Alberta MP Stephen Harper was elected leader of the right-wing Conservative Party (CPC) in 2004, created a year earlier by the merging of the Canadian Alliance and the Progressive Conservative Party of Canada.

The new party reunited Canada's political right after years of disarray.

Stephen Harper
Stephen Harper is an MP in Calgary, Alberta

The CPC may be relatively new, but Mr Harper is no newcomer to politics.

Born and raised in Toronto, Ontario, he worked in the oil industry in Alberta and got involved in politics while still at school.

After years of working as a political aide, he was elected to parliament in 1993. A fiscal conservative and federalist, he is credited with moving the party towards the centre of the political spectrum.

A keen strategist, he is still the most conservative of the main party leaders, with strong views on taxation, law and order and same-sex marriage.

He failed to defeat the Liberals in 2004, although his party reduced them to a minority government.

His appeal seems to have strengthened however, with the latest opinion polls placing Mr Harper's party in the lead. The polls suggest he may even gain enough support to lead a majority government, which would make his the first Tory government in more than a decade.

He is married with two children.

NEW DEMOCRATIC PARTY: JACK LAYTON

Born in Quebec in 1950, the head of the left-wing NDP comes from a family with a political lineage stretching back to the 19th Century.

His father was a Conservative MP, and his grandfather resigned from the Quebec provincial government over its lack of support for Canadian participation in World War II.

Jack Layton
Jack Layton was a Toronto city councillor for decades

Mr Layton entered local politics as a Toronto city councillor in 1982, later earning a PhD in political science and teaching at university level.

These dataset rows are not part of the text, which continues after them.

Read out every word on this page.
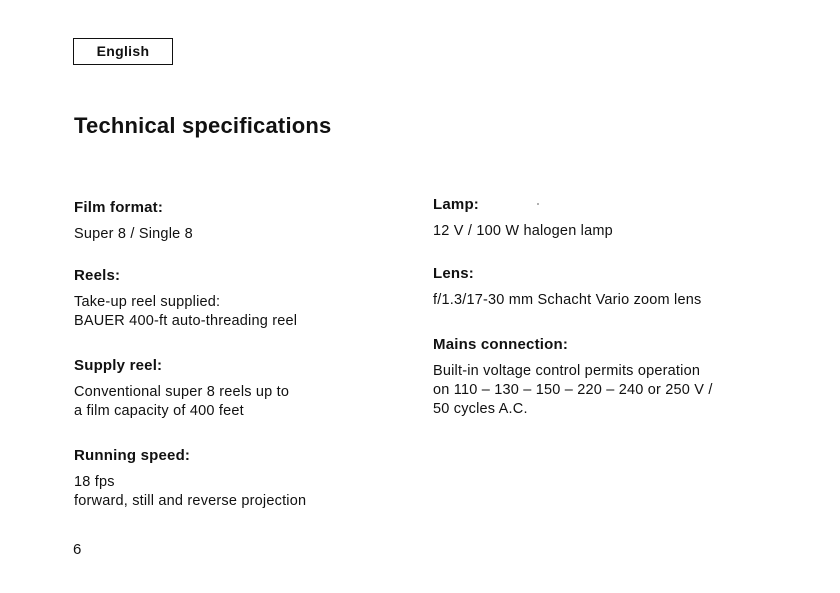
English
Technical specifications
Film format:
Super 8 / Single 8
Reels:
Take-up reel supplied:
BAUER 400-ft auto-threading reel
Supply reel:
Conventional super 8 reels up to
a film capacity of 400 feet
Running speed:
18 fps
forward, still and reverse projection
Lamp:
12 V / 100 W halogen lamp
Lens:
f/1.3/17-30 mm Schacht Vario zoom lens
Mains connection:
Built-in voltage control permits operation
on 110 – 130 – 150 – 220 – 240 or 250 V /
50 cycles A.C.
6
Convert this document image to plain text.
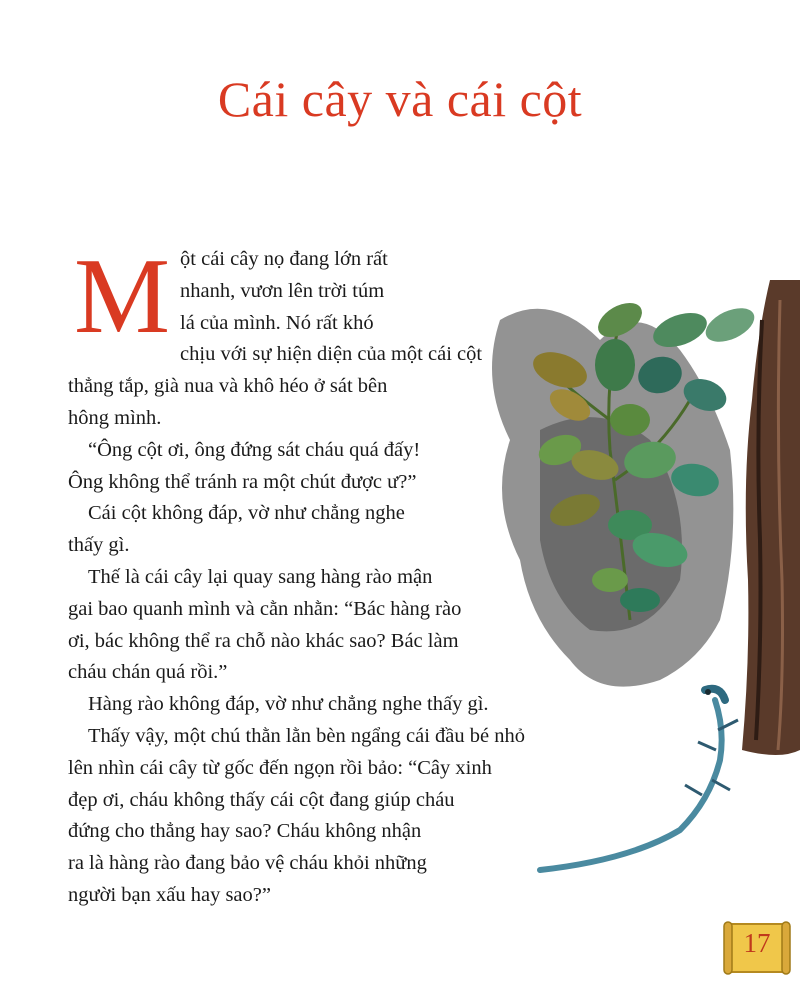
Cái cây và cái cột
M ột cái cây nọ đang lớn rất
nhanh, vươn lên trời túm
lá của mình. Nó rất khó
chịu với sự hiện diện của một cái cột
thẳng tắp, già nua và khô héo ở sát bên
hông mình.
“Ông cột ơi, ông đứng sát cháu quá đấy!
Ông không thể tránh ra một chút được ư?”
Cái cột không đáp, vờ như chẳng nghe
thấy gì.
Thế là cái cây lại quay sang hàng rào mận
gai bao quanh mình và cằn nhằn: “Bác hàng rào
ơi, bác không thể ra chỗ nào khác sao? Bác làm
cháu chán quá rồi.”
Hàng rào không đáp, vờ như chẳng nghe thấy gì.
Thấy vậy, một chú thằn lằn bèn ngẩng cái đầu bé nhỏ
lên nhìn cái cây từ gốc đến ngọn rồi bảo: “Cây xinh
đẹp ơi, cháu không thấy cái cột đang giúp cháu
đứng cho thẳng hay sao? Cháu không nhận
ra là hàng rào đang bảo vệ cháu khỏi những
người bạn xấu hay sao?”
17
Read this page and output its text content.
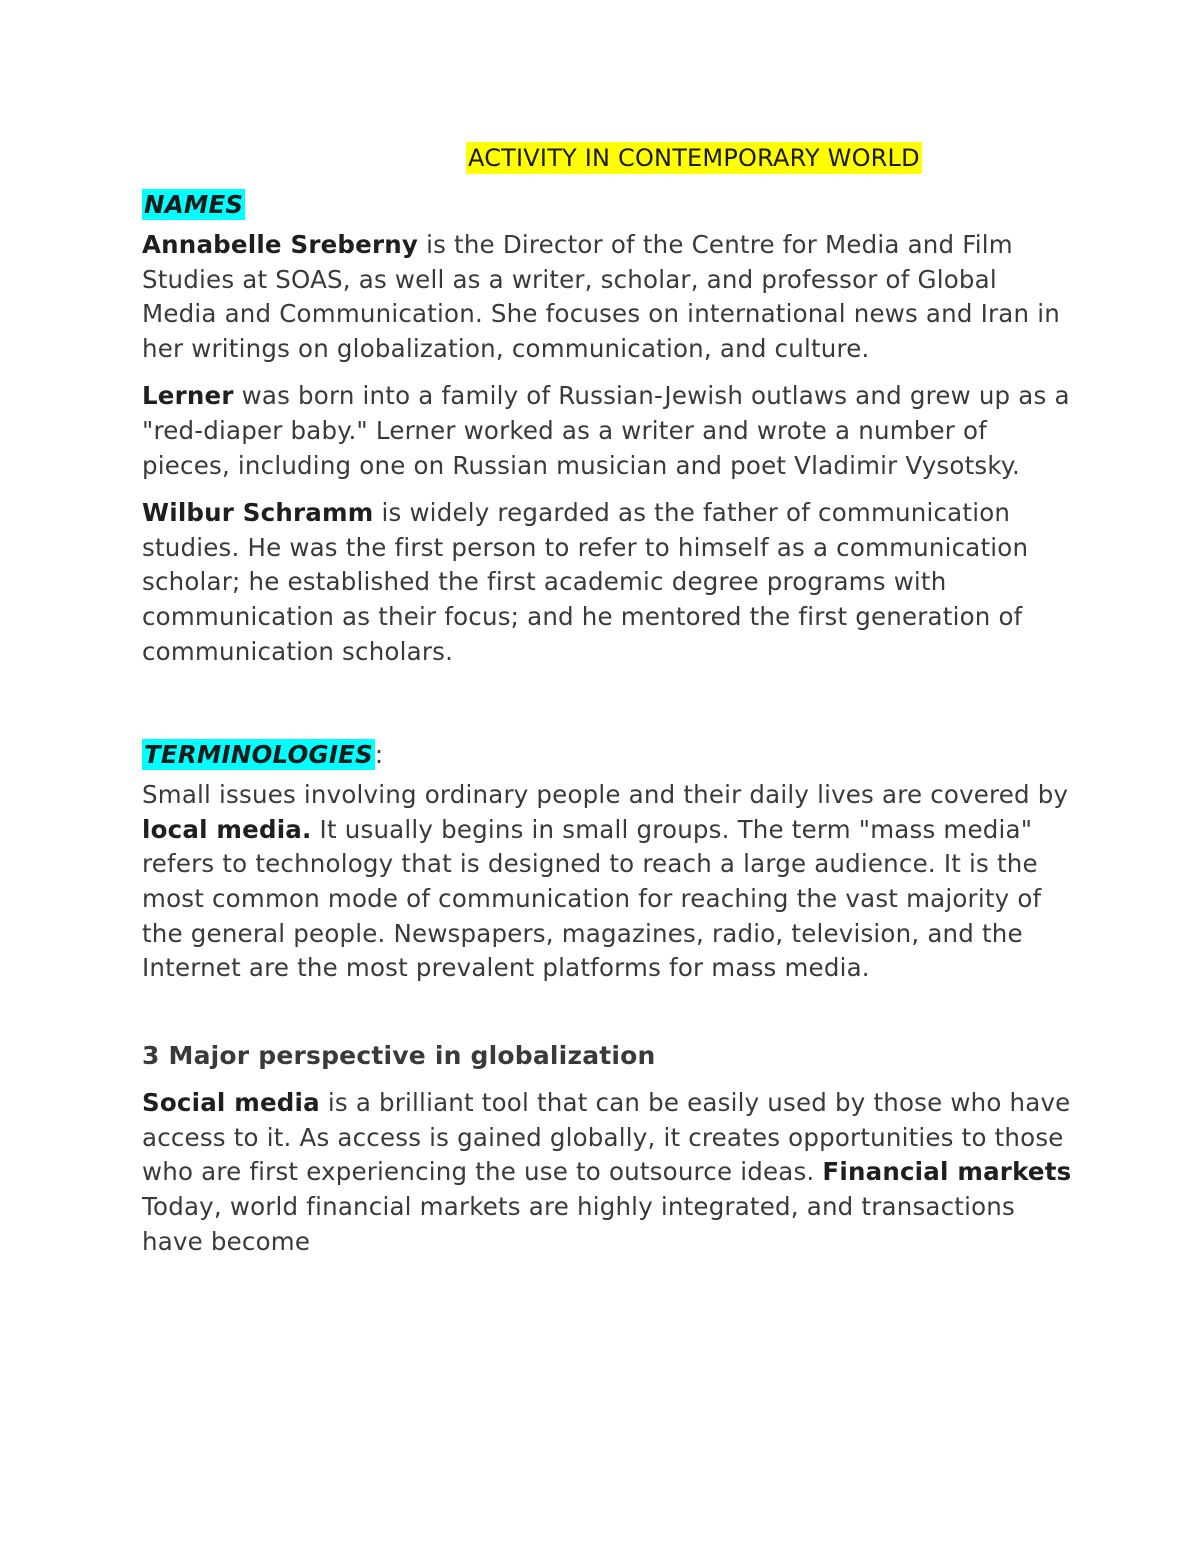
ACTIVITY IN CONTEMPORARY WORLD
NAMES

Annabelle Sreberny is the Director of the Centre for Media and Film Studies at SOAS, as well as a writer, scholar, and professor of Global Media and Communication. She focuses on international news and Iran in her writings on globalization, communication, and culture.

Lerner was born into a family of Russian-Jewish outlaws and grew up as a "red-diaper baby." Lerner worked as a writer and wrote a number of pieces, including one on Russian musician and poet Vladimir Vysotsky.

Wilbur Schramm is widely regarded as the father of communication studies. He was the first person to refer to himself as a communication scholar; he established the first academic degree programs with communication as their focus; and he mentored the first generation of communication scholars.

TERMINOLOGIES:

Small issues involving ordinary people and their daily lives are covered by local media. It usually begins in small groups. The term "mass media" refers to technology that is designed to reach a large audience. It is the most common mode of communication for reaching the vast majority of the general people. Newspapers, magazines, radio, television, and the Internet are the most prevalent platforms for mass media.

3 Major perspective in globalization

Social media is a brilliant tool that can be easily used by those who have access to it. As access is gained globally, it creates opportunities to those who are first experiencing the use to outsource ideas. Financial markets Today, world financial markets are highly integrated, and transactions have become
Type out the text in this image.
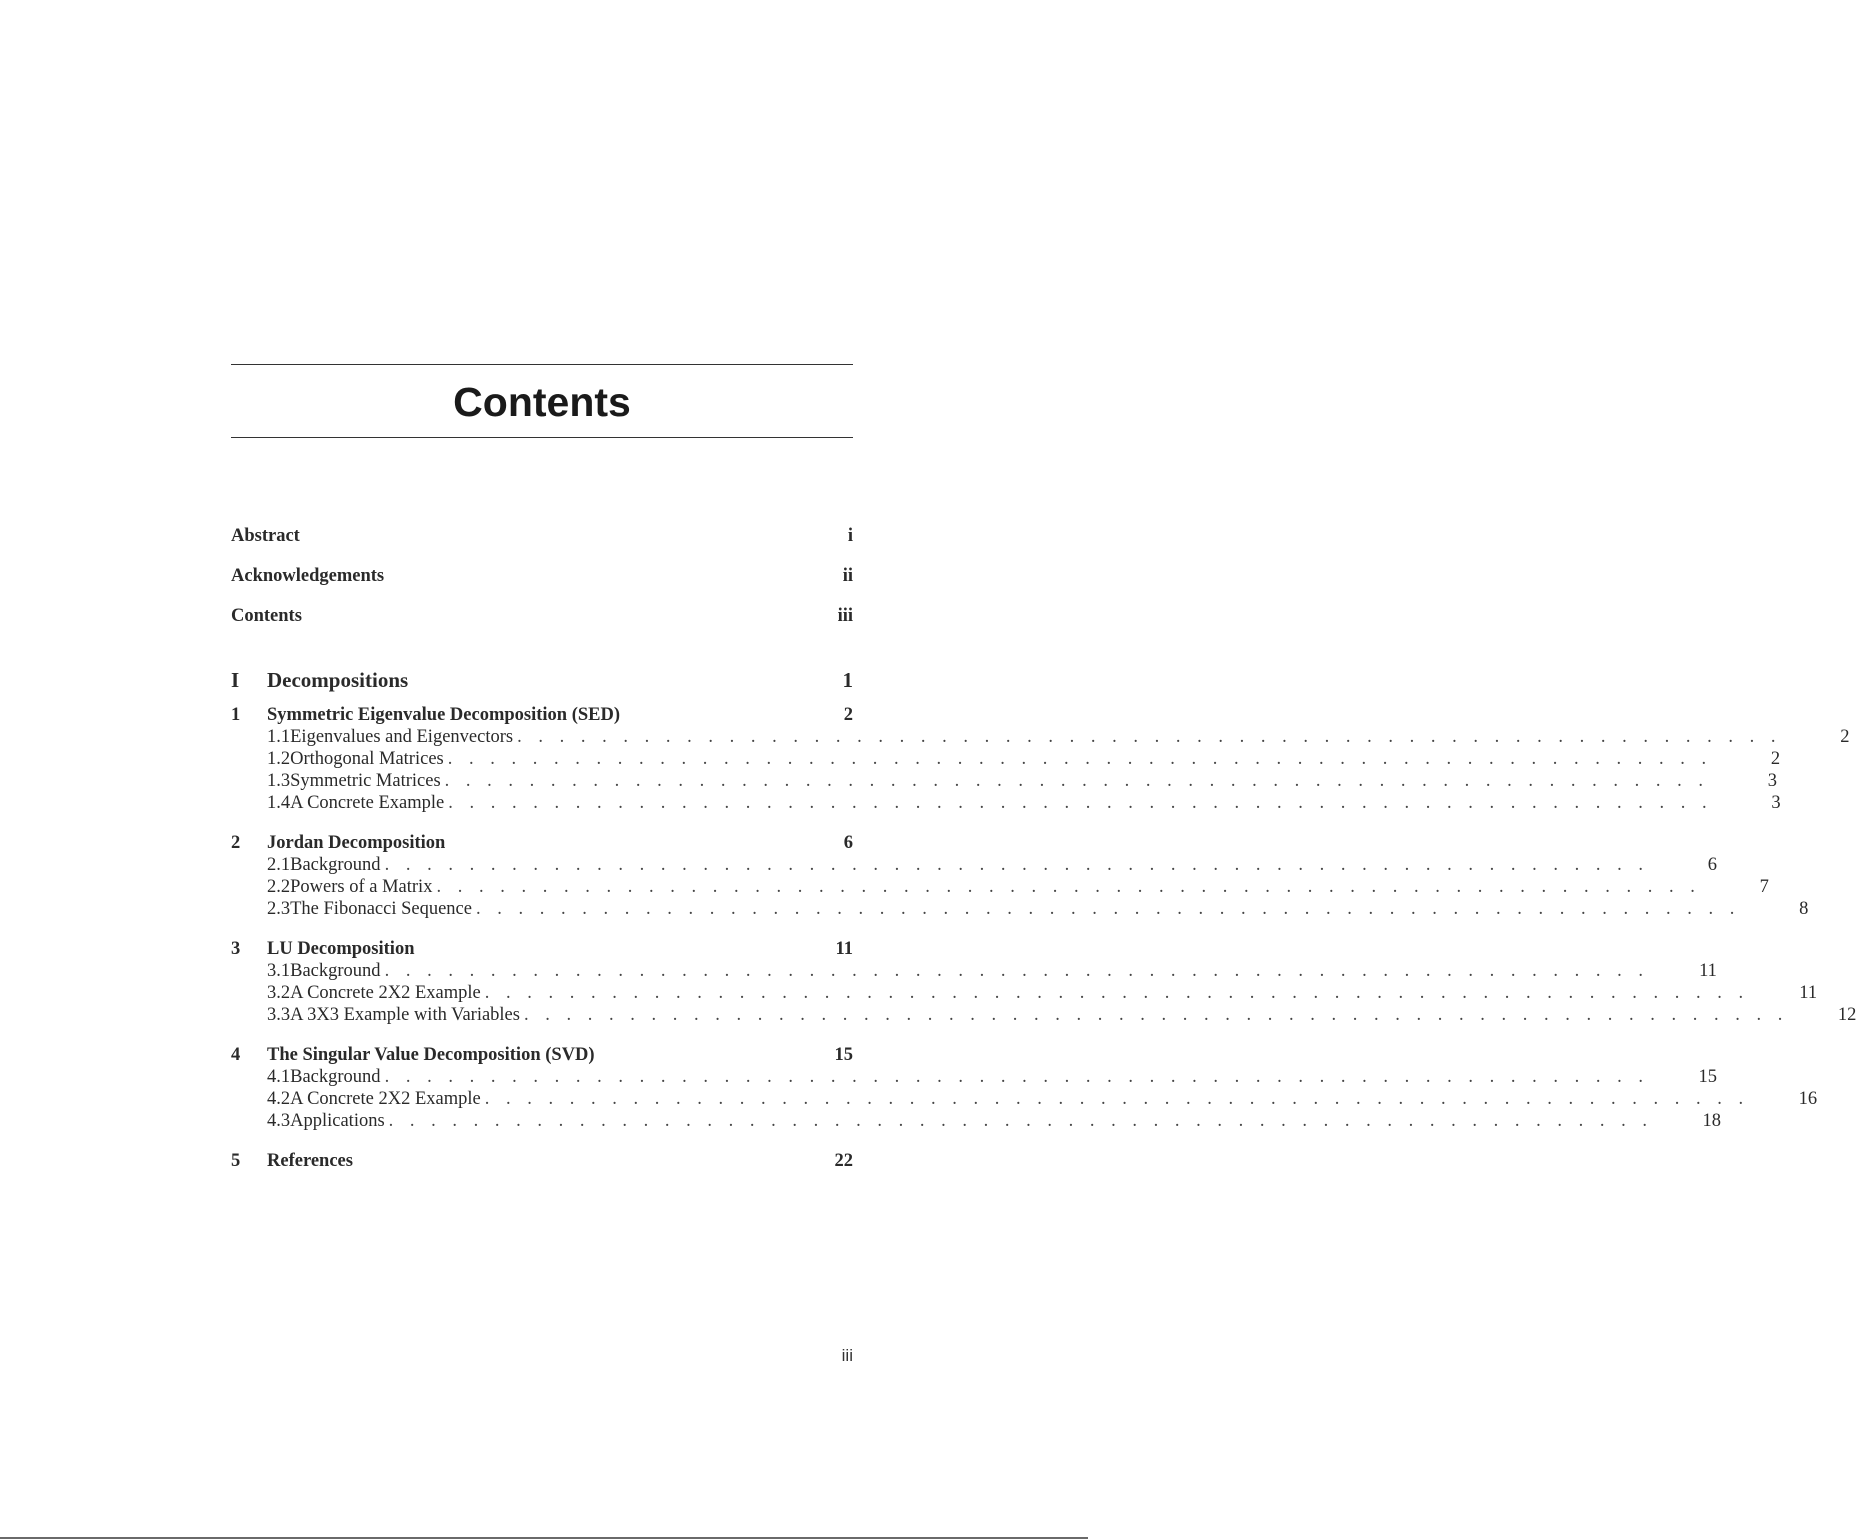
Contents
Abstract	i
Acknowledgements	ii
Contents	iii
I	Decompositions	1
1	Symmetric Eigenvalue Decomposition (SED)	2
1.1 Eigenvalues and Eigenvectors . . . . . . . . . . . . . . . . . . . . . . . . . . . . . . . . . . . . . . . . . . . . . . . . . . . . . . . . . . . .	2
1.2 Orthogonal Matrices . . . . . . . . . . . . . . . . . . . . . . . . . . . . . . . . . . . . . . . . . . . . . . . . . . . . . . . . . . . .	2
1.3 Symmetric Matrices . . . . . . . . . . . . . . . . . . . . . . . . . . . . . . . . . . . . . . . . . . . . . . . . . . . . . . . . . . . .	3
1.4 A Concrete Example . . . . . . . . . . . . . . . . . . . . . . . . . . . . . . . . . . . . . . . . . . . . . . . . . . . . . . . . . . . .	3
2	Jordan Decomposition	6
2.1 Background . . . . . . . . . . . . . . . . . . . . . . . . . . . . . . . . . . . . . . . . . . . . . . . . . . . . . . . . . . . .	6
2.2 Powers of a Matrix . . . . . . . . . . . . . . . . . . . . . . . . . . . . . . . . . . . . . . . . . . . . . . . . . . . . . . . . . . . .	7
2.3 The Fibonacci Sequence . . . . . . . . . . . . . . . . . . . . . . . . . . . . . . . . . . . . . . . . . . . . . . . . . . . . . . . . . . . .	8
3	LU Decomposition	11
3.1 Background . . . . . . . . . . . . . . . . . . . . . . . . . . . . . . . . . . . . . . . . . . . . . . . . . . . . . . . . . . . .	11
3.2 A Concrete 2X2 Example . . . . . . . . . . . . . . . . . . . . . . . . . . . . . . . . . . . . . . . . . . . . . . . . . . . . . . . . . . . .	11
3.3 A 3X3 Example with Variables . . . . . . . . . . . . . . . . . . . . . . . . . . . . . . . . . . . . . . . . . . . . . . . . . . . . . . . . . . . .	12
4	The Singular Value Decomposition (SVD)	15
4.1 Background . . . . . . . . . . . . . . . . . . . . . . . . . . . . . . . . . . . . . . . . . . . . . . . . . . . . . . . . . . . .	15
4.2 A Concrete 2X2 Example . . . . . . . . . . . . . . . . . . . . . . . . . . . . . . . . . . . . . . . . . . . . . . . . . . . . . . . . . . . .	16
4.3 Applications . . . . . . . . . . . . . . . . . . . . . . . . . . . . . . . . . . . . . . . . . . . . . . . . . . . . . . . . . . . .	18
5	References	22
iii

As an activist and local politician, he was involved in setting up Canada's first municipally sponsored Aids strategy and a number of environmental projects.

Mr Layton was a city councillor until he was elected leader of the NDP in 2003, only entering the House of Commons after the 2004 general election.

His party propped up the minority Liberal government for a number of crucial votes, in exchange for increased social spending, before backing a no-confidence motion late last year.

He is married, with two children from a previous marriage.

BLOC QUEBECOIS: GILLES DUCEPPE

Born in 1947 in Montreal, Gilles Duceppe is the leader of the left-wing federal Bloc Quebecois, which is devoted to the promotion of sovereignty for the province and has close ties to the provincial separatist party, the Parti Quebecois.

The son of a famous Quebec actor, Mr Duceppe says his separatist ideals were fostered by childhood experiences.

Gilles Duceppe
Gilles Duceppe says his separatist ideals stem from his childhood

A teacher once slapped him for complaining that French pupils had to stand in the aisle on school buses, and he slapped her right back, he told the Ottawa Citizen newspaper.

Like many of the other major party leaders, Mr Duceppe comes from a political family: his father was active in local politics and was one of the NDP's founding members.

He was the first MP elected under the Bloc platform, in 1991, and became party leader in 1997. The BQ won 54 out of Quebec's 75 seats in the 2004 election, and is predicted to do well again in the 2006 vote.

Mr Duceppe is married with two children.